In the previous post, I discussed two different learning methods for reinforcement learning, Monte Carlo learning and temporal difference learning. I then provided a unifying view by considering $n$-step TD learning and establishing hybrid learning method, $TD\left( \lambda \right)$. These methods are mainly focused on how to approximate a value function from experience. I introduced a new value function, $Q\left( {s,a} \right)$, that looks at the value of state-action pairs in order to achieve model-free learning. For all approaches, learning takes place by policy iteration, as shown below.


We start off by following an initial policy and explore the environment. As we observe the results of our actions, we can update our estimate of the true value function that describes the environment. We can then update our policy by querying the best actions to take according to our newly estimated value function. Ideally, this cycle continues until we've sufficiently explored the environment and have converged on an optimal policy.

In this post, I'll discuss specific implementations of the Monte Carlo and TD approach to learning. However, I first must introduce the concept of on-policy and off-policy learning. A method is considered on-policy if the agent follows the same policy which it is iteratively improving. However, there are cases where it would be more useful to have the agent follow a behavior policy while learning a target policy. Such methods, where the agent doesn't follow the same policy that it is learning, are considered off-policy.

Monte Carlo learning

The Monte Carlo approach approximates the value of a state-action pair by calculating the mean return from a collection of episodes.

GLIE Monte-Carlo

GLIE Monte-Carlo is an on-policy learning method that learns from complete episodes. For each state-action pair, we keep track of how many times the pair has been visited with a simple counter function.

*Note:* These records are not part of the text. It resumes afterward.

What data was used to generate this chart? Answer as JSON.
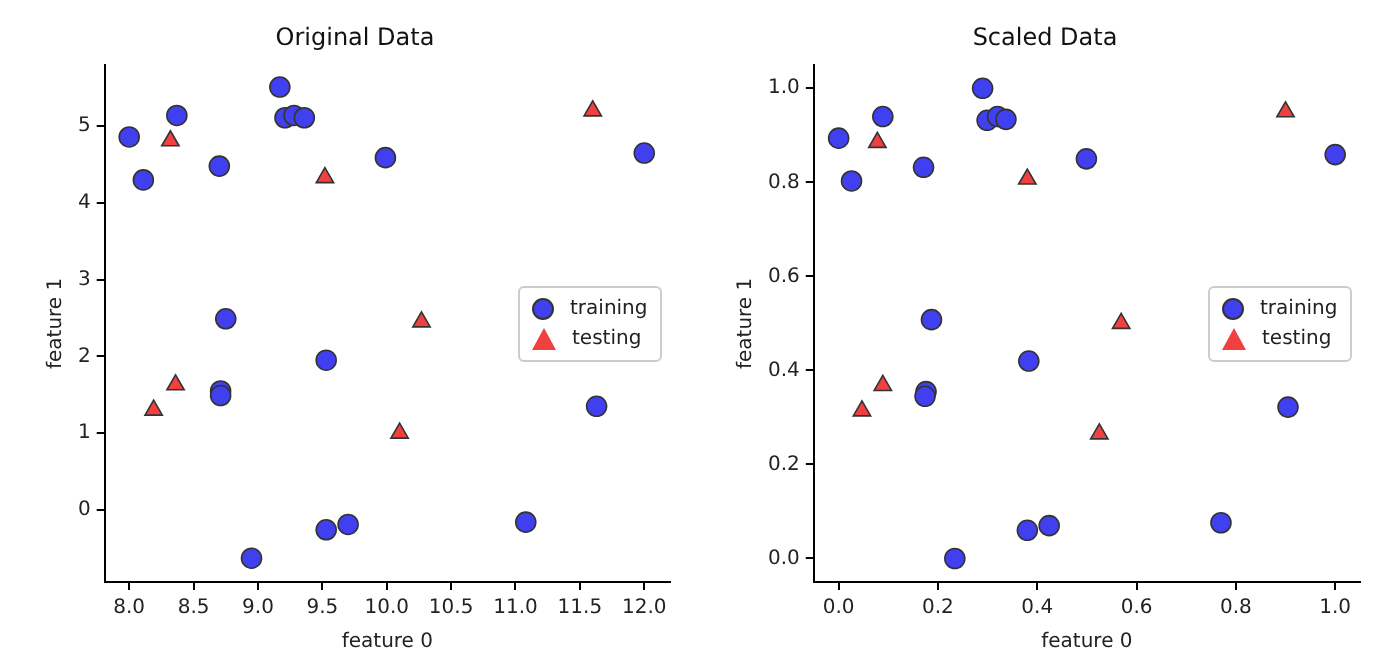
{
  "chart_data": [
    {
      "type": "scatter",
      "title": "Original Data",
      "xlabel": "feature 0",
      "ylabel": "feature 1",
      "xlim": [
        7.81,
        12.2
      ],
      "ylim": [
        -0.94,
        5.8
      ],
      "xticks": [
        {
          "value": 8,
          "label": "8.0"
        },
        {
          "value": 8.5,
          "label": "8.5"
        },
        {
          "value": 9,
          "label": "9.0"
        },
        {
          "value": 9.5,
          "label": "9.5"
        },
        {
          "value": 10,
          "label": "10.0"
        },
        {
          "value": 10.5,
          "label": "10.5"
        },
        {
          "value": 11,
          "label": "11.0"
        },
        {
          "value": 11.5,
          "label": "11.5"
        },
        {
          "value": 12,
          "label": "12.0"
        }
      ],
      "yticks": [
        0,
        1,
        2,
        3,
        4,
        5
      ],
      "grid": false,
      "legend": "right",
      "series": [
        {
          "name": "training",
          "color": "#4040f0",
          "marker": "circle",
          "x": [
            8.0,
            8.11,
            8.37,
            8.7,
            9.17,
            9.21,
            9.28,
            9.36,
            9.99,
            12.0,
            8.75,
            8.71,
            8.71,
            9.53,
            11.63,
            9.53,
            9.7,
            8.95,
            11.08
          ],
          "values": [
            4.86,
            4.3,
            5.14,
            4.48,
            5.51,
            5.11,
            5.14,
            5.11,
            4.59,
            4.65,
            2.49,
            1.55,
            1.49,
            1.95,
            1.35,
            -0.26,
            -0.19,
            -0.63,
            -0.16
          ]
        },
        {
          "name": "testing",
          "color": "#f04040",
          "marker": "triangle",
          "x": [
            8.32,
            9.52,
            11.6,
            10.27,
            8.36,
            8.19,
            10.1
          ],
          "values": [
            4.81,
            4.33,
            5.2,
            2.45,
            1.63,
            1.3,
            1.0
          ]
        }
      ]
    },
    {
      "type": "scatter",
      "title": "Scaled Data",
      "xlabel": "feature 0",
      "ylabel": "feature 1",
      "xlim": [
        -0.05,
        1.05
      ],
      "ylim": [
        -0.05,
        1.05
      ],
      "xticks": [
        {
          "value": 0,
          "label": "0.0"
        },
        {
          "value": 0.2,
          "label": "0.2"
        },
        {
          "value": 0.4,
          "label": "0.4"
        },
        {
          "value": 0.6,
          "label": "0.6"
        },
        {
          "value": 0.8,
          "label": "0.8"
        },
        {
          "value": 1,
          "label": "1.0"
        }
      ],
      "yticks": [
        {
          "value": 0,
          "label": "0.0"
        },
        {
          "value": 0.2,
          "label": "0.2"
        },
        {
          "value": 0.4,
          "label": "0.4"
        },
        {
          "value": 0.6,
          "label": "0.6"
        },
        {
          "value": 0.8,
          "label": "0.8"
        },
        {
          "value": 1,
          "label": "1.0"
        }
      ],
      "grid": false,
      "legend": "right",
      "series": [
        {
          "name": "training",
          "color": "#4040f0",
          "marker": "circle",
          "x": [
            0,
            0.026,
            0.089,
            0.171,
            0.29,
            0.299,
            0.32,
            0.337,
            0.499,
            1.0,
            0.187,
            0.176,
            0.174,
            0.383,
            0.905,
            0.38,
            0.424,
            0.234,
            0.77
          ],
          "values": [
            0.894,
            0.803,
            0.94,
            0.832,
            1.0,
            0.932,
            0.94,
            0.934,
            0.85,
            0.859,
            0.508,
            0.355,
            0.345,
            0.42,
            0.322,
            0.06,
            0.07,
            0,
            0.076
          ]
        },
        {
          "name": "testing",
          "color": "#f04040",
          "marker": "triangle",
          "x": [
            0.078,
            0.38,
            0.9,
            0.569,
            0.089,
            0.047,
            0.525
          ],
          "values": [
            0.885,
            0.807,
            0.95,
            0.5,
            0.368,
            0.314,
            0.265
          ]
        }
      ]
    }
  ]
}
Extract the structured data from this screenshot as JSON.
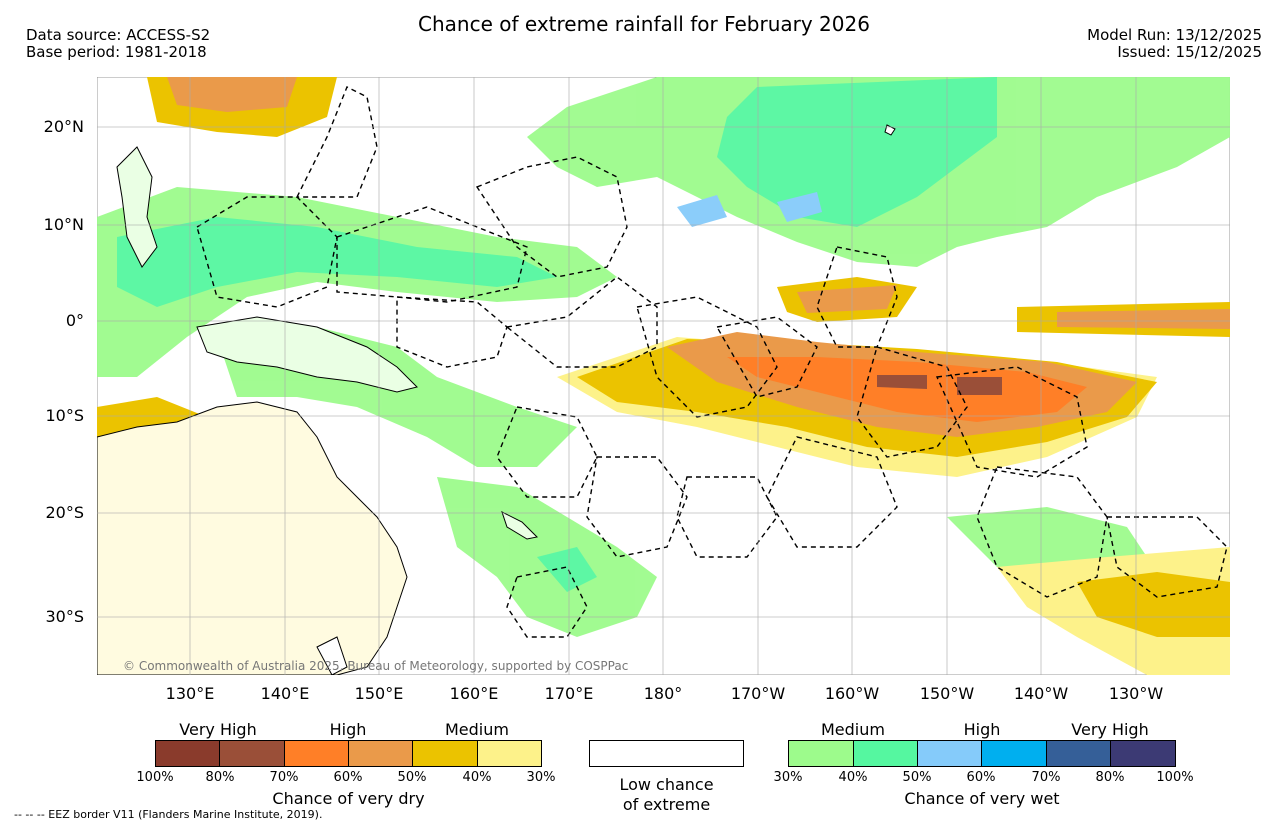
{
  "title": "Chance of extreme rainfall for February 2026",
  "source": {
    "data_source": "Data source: ACCESS-S2",
    "base_period": "Base period: 1981-2018"
  },
  "run": {
    "model_run": "Model Run: 13/12/2025",
    "issued": "Issued: 15/12/2025"
  },
  "map": {
    "lat_labels": [
      "20°N",
      "10°N",
      "0°",
      "10°S",
      "20°S",
      "30°S"
    ],
    "lon_labels": [
      "130°E",
      "140°E",
      "150°E",
      "160°E",
      "170°E",
      "180°",
      "170°W",
      "160°W",
      "150°W",
      "140°W",
      "130°W"
    ],
    "copyright": "© Commonwealth of Australia 2025, Bureau of Meteorology, supported by COSPPac"
  },
  "colors": {
    "dry_very_high_100": "#8a3b2c",
    "dry_very_high_80": "#9a4f38",
    "dry_high_70": "#ff7f27",
    "dry_high_60": "#ea9a4a",
    "dry_medium_50": "#ebc300",
    "dry_medium_40": "#fdf28a",
    "wet_medium_30": "#9dfb8c",
    "wet_medium_40": "#55f7a0",
    "wet_high_50": "#85cbfa",
    "wet_high_60": "#00afef",
    "wet_very_high_70": "#355f98",
    "wet_very_high_80": "#3c3a74",
    "land": "#ffffff"
  },
  "legend": {
    "dry": {
      "levels": [
        "Very High",
        "High",
        "Medium"
      ],
      "ticks": [
        "100%",
        "80%",
        "70%",
        "60%",
        "50%",
        "40%",
        "30%"
      ],
      "caption": "Chance of very dry"
    },
    "low": {
      "caption_line1": "Low chance",
      "caption_line2": "of extreme"
    },
    "wet": {
      "levels": [
        "Medium",
        "High",
        "Very High"
      ],
      "ticks": [
        "30%",
        "40%",
        "50%",
        "60%",
        "70%",
        "80%",
        "100%"
      ],
      "caption": "Chance of very wet"
    }
  },
  "footnote": "-- -- -- EEZ border V11 (Flanders Marine Institute, 2019)."
}
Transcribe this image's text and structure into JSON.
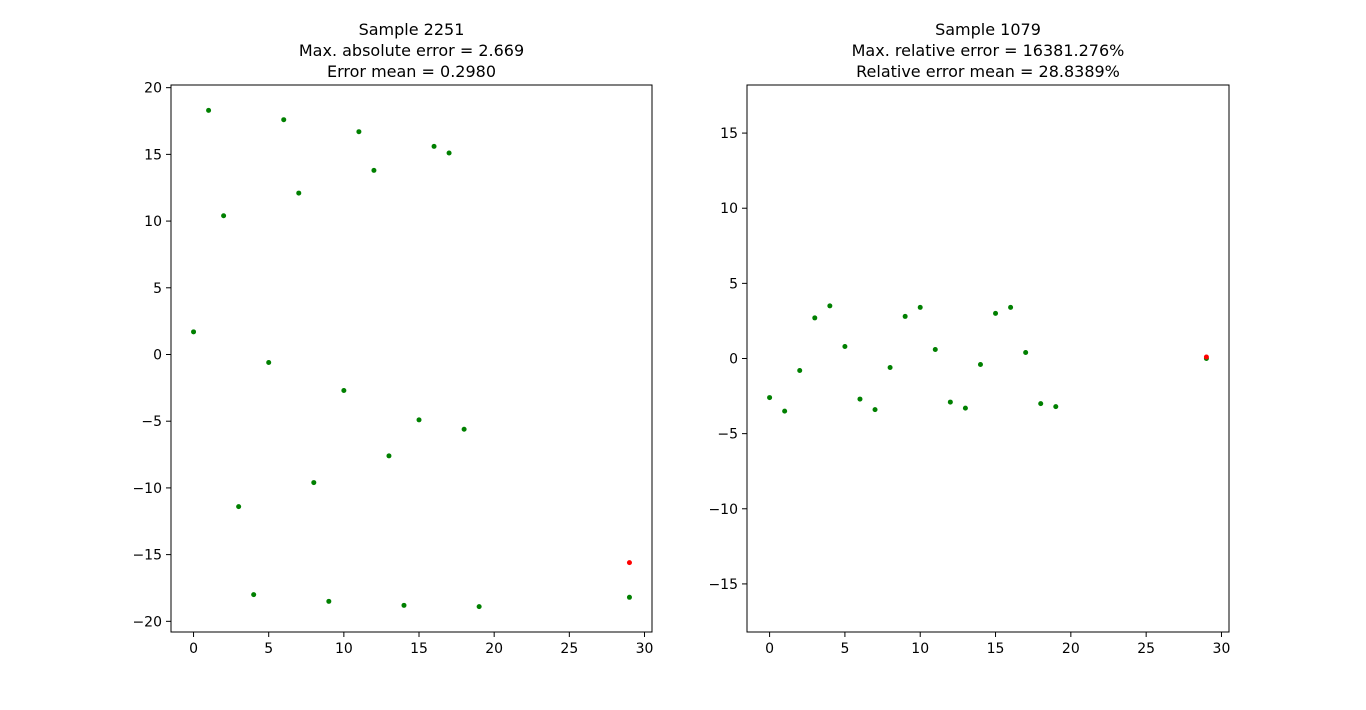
{
  "colors": {
    "ground_truth": "#008000",
    "prediction": "#ff0000",
    "axes": "#000000",
    "background": "#ffffff"
  },
  "chart_data": [
    {
      "type": "scatter",
      "title_lines": [
        "Sample 2251",
        "Max. absolute error = 2.669",
        "Error mean = 0.2980"
      ],
      "xlabel": "",
      "ylabel": "",
      "xlim": [
        -1.5,
        30.5
      ],
      "ylim": [
        -20.8,
        20.2
      ],
      "xticks": [
        0,
        5,
        10,
        15,
        20,
        25,
        30
      ],
      "xtick_labels": [
        "0",
        "5",
        "10",
        "15",
        "20",
        "25",
        "30"
      ],
      "yticks": [
        -20,
        -15,
        -10,
        -5,
        0,
        5,
        10,
        15,
        20
      ],
      "ytick_labels": [
        "−20",
        "−15",
        "−10",
        "−5",
        "0",
        "5",
        "10",
        "15",
        "20"
      ],
      "grid": false,
      "series": [
        {
          "color": "#008000",
          "points": [
            [
              0,
              1.7
            ],
            [
              1,
              18.3
            ],
            [
              2,
              10.4
            ],
            [
              3,
              -11.4
            ],
            [
              4,
              -18.0
            ],
            [
              5,
              -0.6
            ],
            [
              6,
              17.6
            ],
            [
              7,
              12.1
            ],
            [
              8,
              -9.6
            ],
            [
              9,
              -18.5
            ],
            [
              10,
              -2.7
            ],
            [
              11,
              16.7
            ],
            [
              12,
              13.8
            ],
            [
              13,
              -7.6
            ],
            [
              14,
              -18.8
            ],
            [
              15,
              -4.9
            ],
            [
              16,
              15.6
            ],
            [
              17,
              15.1
            ],
            [
              18,
              -5.6
            ],
            [
              19,
              -18.9
            ],
            [
              29,
              -18.2
            ]
          ]
        },
        {
          "color": "#ff0000",
          "points": [
            [
              29,
              -15.6
            ]
          ]
        }
      ]
    },
    {
      "type": "scatter",
      "title_lines": [
        "Sample 1079",
        "Max. relative error = 16381.276%",
        "Relative error mean = 28.8389%"
      ],
      "xlabel": "",
      "ylabel": "",
      "xlim": [
        -1.5,
        30.5
      ],
      "ylim": [
        -18.2,
        18.2
      ],
      "xticks": [
        0,
        5,
        10,
        15,
        20,
        25,
        30
      ],
      "xtick_labels": [
        "0",
        "5",
        "10",
        "15",
        "20",
        "25",
        "30"
      ],
      "yticks": [
        -15,
        -10,
        -5,
        0,
        5,
        10,
        15
      ],
      "ytick_labels": [
        "−15",
        "−10",
        "−5",
        "0",
        "5",
        "10",
        "15"
      ],
      "grid": false,
      "series": [
        {
          "color": "#008000",
          "points": [
            [
              0,
              -2.6
            ],
            [
              1,
              -3.5
            ],
            [
              2,
              -0.8
            ],
            [
              3,
              2.7
            ],
            [
              4,
              3.5
            ],
            [
              5,
              0.8
            ],
            [
              6,
              -2.7
            ],
            [
              7,
              -3.4
            ],
            [
              8,
              -0.6
            ],
            [
              9,
              2.8
            ],
            [
              10,
              3.4
            ],
            [
              11,
              0.6
            ],
            [
              12,
              -2.9
            ],
            [
              13,
              -3.3
            ],
            [
              14,
              -0.4
            ],
            [
              15,
              3.0
            ],
            [
              16,
              3.4
            ],
            [
              17,
              0.4
            ],
            [
              18,
              -3.0
            ],
            [
              19,
              -3.2
            ],
            [
              29,
              0.0
            ]
          ]
        },
        {
          "color": "#ff0000",
          "points": [
            [
              29,
              0.1
            ]
          ]
        }
      ]
    }
  ]
}
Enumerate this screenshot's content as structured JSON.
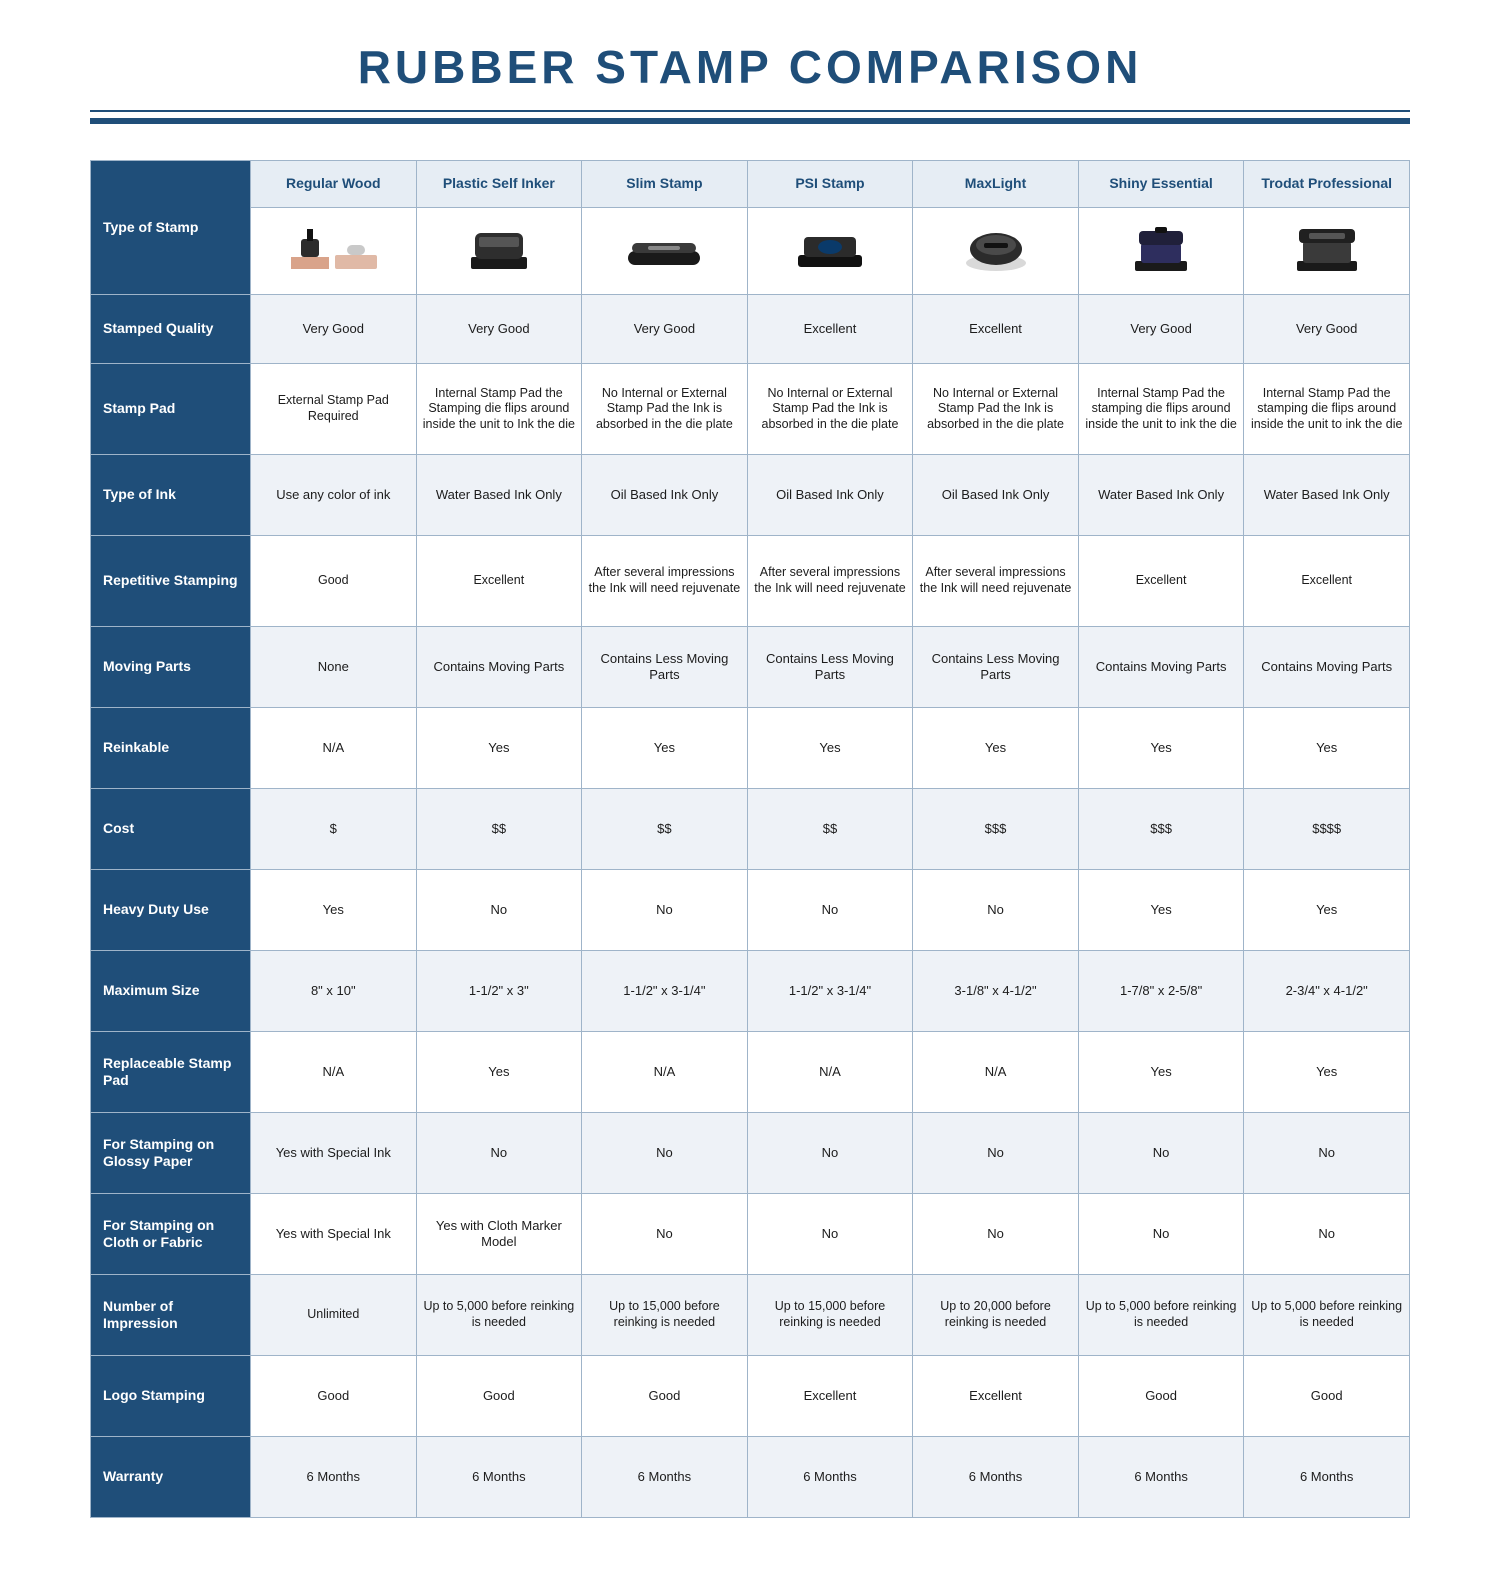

$$ N\left( {{S_t},{A_t}} \right) \leftarrow N\left( {{S_t},{A_t}} \right) + 1 $$

For each episode, we can update our estimated value function using an incremental mean.

$$ Q\left( {{S_t},{A_t}} \right) \leftarrow Q\left( {{S_t},{A_t}} \right) + \frac{1}{{N\left( {{S_t},{A_t}} \right)}}\left( {{G_t} - Q\left( {{S_t},{A_t}} \right)} \right) $$

Here, $G_t$ either represents the return from time $t$ when the agent first visited the state-action pair, or the sum of returns from each time $t$ that the agent visited the state-action pair, depending on whether you are using first-visit or every-visit Monte Carlo.

We'll adopt an $\epsilon$-greedy policy with $\epsilon=\frac{1}{k}$ where $k$ represents the number of episodes our agent has learned from.

Temporal difference learning

The temporal difference approach approximates the value of a state-action pair by comparing estimates at two points in time (thus the name, temporal difference). The intuition behind this method is that we can formulate a better estimate for the value of a state-action pair after having observed some of the reward that our agent accumulates after having visited a state and performing a given action.


Sarsa is an on-policy $TD\left(0 \right)$ learning method. The name refers to the State-Action-Reward-State-Action sequence that we use to update our action value function, $Q\left( {s,a} \right).$

We start off in state $S$ and perform action $A$. This state-action pair yields some reward $R$ and brings us to a new state, $S'$. We then follow our policy to perform action $A'$ and look up the value of this future trajectory according to $Q\left( {S',A'} \right)$ (taking advantage of the fact that we define the value of a state-action pair to incorporate the value of the entire future sequence of states following our policy).

Photo by Richard Sutton

We'll define our policy as $\epsilon$-greedy with respect to $Q\left( {s,a} \right)$, which means that our agent will have a $1 - \epsilon$ probability of performing the optimal action in state $S'$ and an $\epsilon$ probability of performing a random exploratory action.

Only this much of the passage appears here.